A great story from Glanville on the lastest Cubs Weekly Podcast: https://t.co/Yu1hOFV1ri pic.twitter.com/wBIoq3xFe2
That conscience shows in his stories, many of which blend baseball with personal, familial, or cultural significance.
He shared how relatives in North Philadelphia had boycotted the Phillies for decades due to their treatment of Jackie Robinson. They never returned—until Glanville was traded to Philadelphia.
"You're talking like 40 years later," he said. "So baseball was not... about sticking to sports. It was a moment of community."
He knows his strengths as a writer are not in breaking news or scoops. Rather, it's in metaphor, connection, and perspective.
"Let me just focus on where I'm good and what I know," he said. "I'm a very good analogy person. I can connect it to other life experiences... hopefully, in the end, people say, 'Oh yeah, baseball is really life.'"
The reception to Welcome to Glanville has been overwhelmingly positive. He revels in the feedback, the conversations, and even the high school teammates who jump into chat rooms to reminisce about old games and bus rides.
"It was a moment I realized, oh, this is actually reciprocal," he said. "This isn’t just me.
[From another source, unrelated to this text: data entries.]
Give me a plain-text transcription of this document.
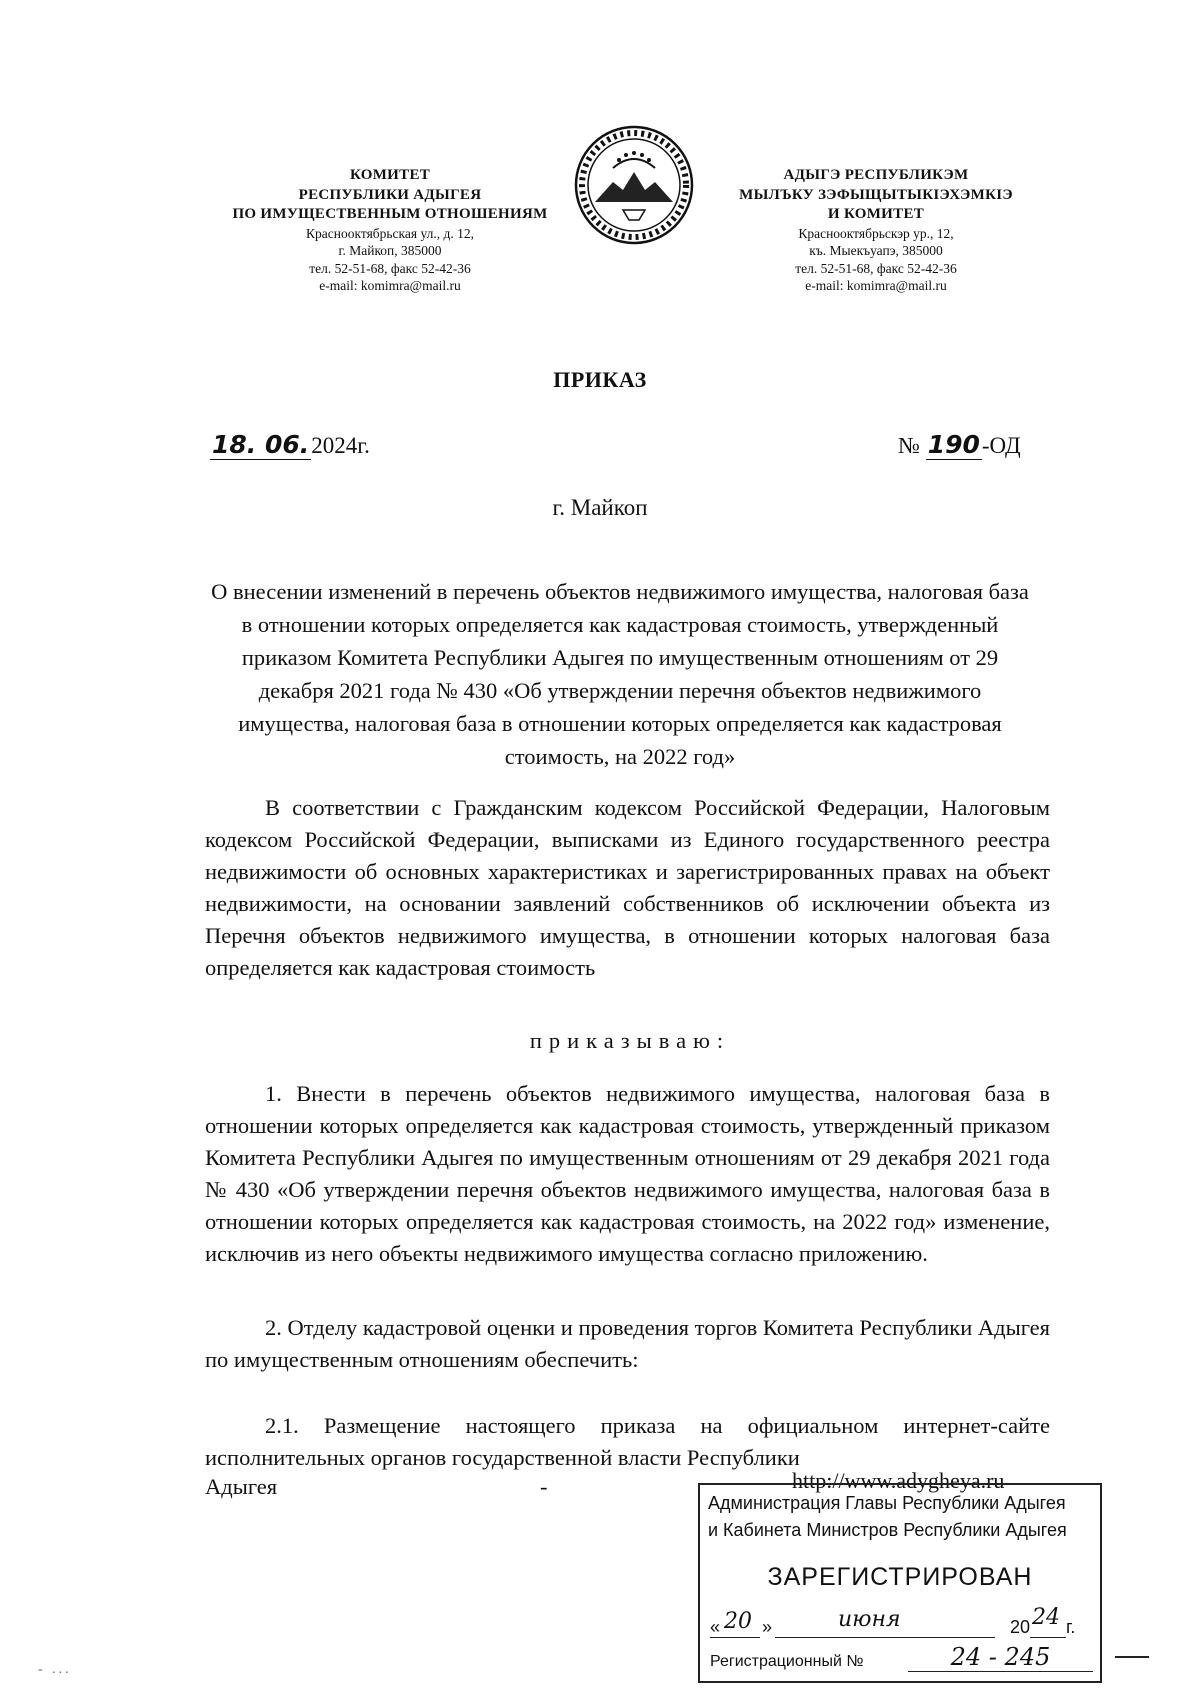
КОМИТЕТ
РЕСПУБЛИКИ АДЫГЕЯ
ПО ИМУЩЕСТВЕННЫМ ОТНОШЕНИЯМ
Краснооктябрьская ул., д. 12,
г. Майкоп, 385000
тел. 52-51-68, факс 52-42-36
e-mail: komimra@mail.ru
АДЫГЭ РЕСПУБЛИКЭМ
МЫЛЪКУ ЗЭФЫЩЫТЫКIЭХЭМКIЭ
И КОМИТЕТ
Краснооктябрьскэр ур., 12,
къ. Мыекъуапэ, 385000
тел. 52-51-68, факс 52-42-36
e-mail: komimra@mail.ru
ПРИКАЗ
18. 06.2024г.	№ 190-ОД
г. Майкоп
О внесении изменений в перечень объектов недвижимого имущества, налоговая база в отношении которых определяется как кадастровая стоимость, утвержденный приказом Комитета Республики Адыгея по имущественным отношениям от 29 декабря 2021 года № 430 «Об утверждении перечня объектов недвижимого имущества, налоговая база в отношении которых определяется как кадастровая стоимость, на 2022 год»
В соответствии с Гражданским кодексом Российской Федерации, Налоговым кодексом Российской Федерации, выписками из Единого государственного реестра недвижимости об основных характеристиках и зарегистрированных правах на объект недвижимости, на основании заявлений собственников об исключении объекта из Перечня объектов недвижимого имущества, в отношении которых налоговая база определяется как кадастровая стоимость
приказываю:
1. Внести в перечень объектов недвижимого имущества, налоговая база в отношении которых определяется как кадастровая стоимость, утвержденный приказом Комитета Республики Адыгея по имущественным отношениям от 29 декабря 2021 года № 430 «Об утверждении перечня объектов недвижимого имущества, налоговая база в отношении которых определяется как кадастровая стоимость, на 2022 год» изменение, исключив из него объекты недвижимого имущества согласно приложению.
2. Отделу кадастровой оценки и проведения торгов Комитета Республики Адыгея по имущественным отношениям обеспечить:
2.1. Размещение настоящего приказа на официальном интернет-сайте исполнительных органов государственной власти Республики
Адыгея	-	http://www.adygheya.ru
Администрация Главы Республики Адыгея
и Кабинета Министров Республики Адыгея
ЗАРЕГИСТРИРОВАН
« 20 »	июня	20 24 г.
Регистрационный №	24 - 245
- ...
People take it to a whole other place."
Though he took a semester off from teaching college courses - he's taught at Yale, Penn, and most recently UConn, where he has lectured on sports and society - he says he’s eager to return to the classroom.
For Glanville, teaching, like writing, fulfills a desire not just to inform, but to build lasting conversations.
Glanville is also attuned to the shifting sands of media, recognizing both the democratization of publishing and its downsides.
"You get voices from different places," he said. "But on another hand... I do miss that rhythm and rigor."
Yet, his aim remains steady: to tell the stories that matter, and to do so with craft and conscience. Whether it’s a tribute to his late uncle, who supported him through minor league towns like Prince William and Winston-Salem, or an essay on the grace and humility baked into baseball’s daily grind, Glanville writes with a voice that is lived-in, literary, and always sincere.
"There's no labor in it," he said. "I'll go home tonight after the game and write."
Doug Glanville doesn’t just write about baseball. He writes about everything baseball contains—history, family, failure, and hope. And in a fast-paced, often impersonal sports media landscape, his stories are a reminder of what writing can be: connection, catharsis, and community.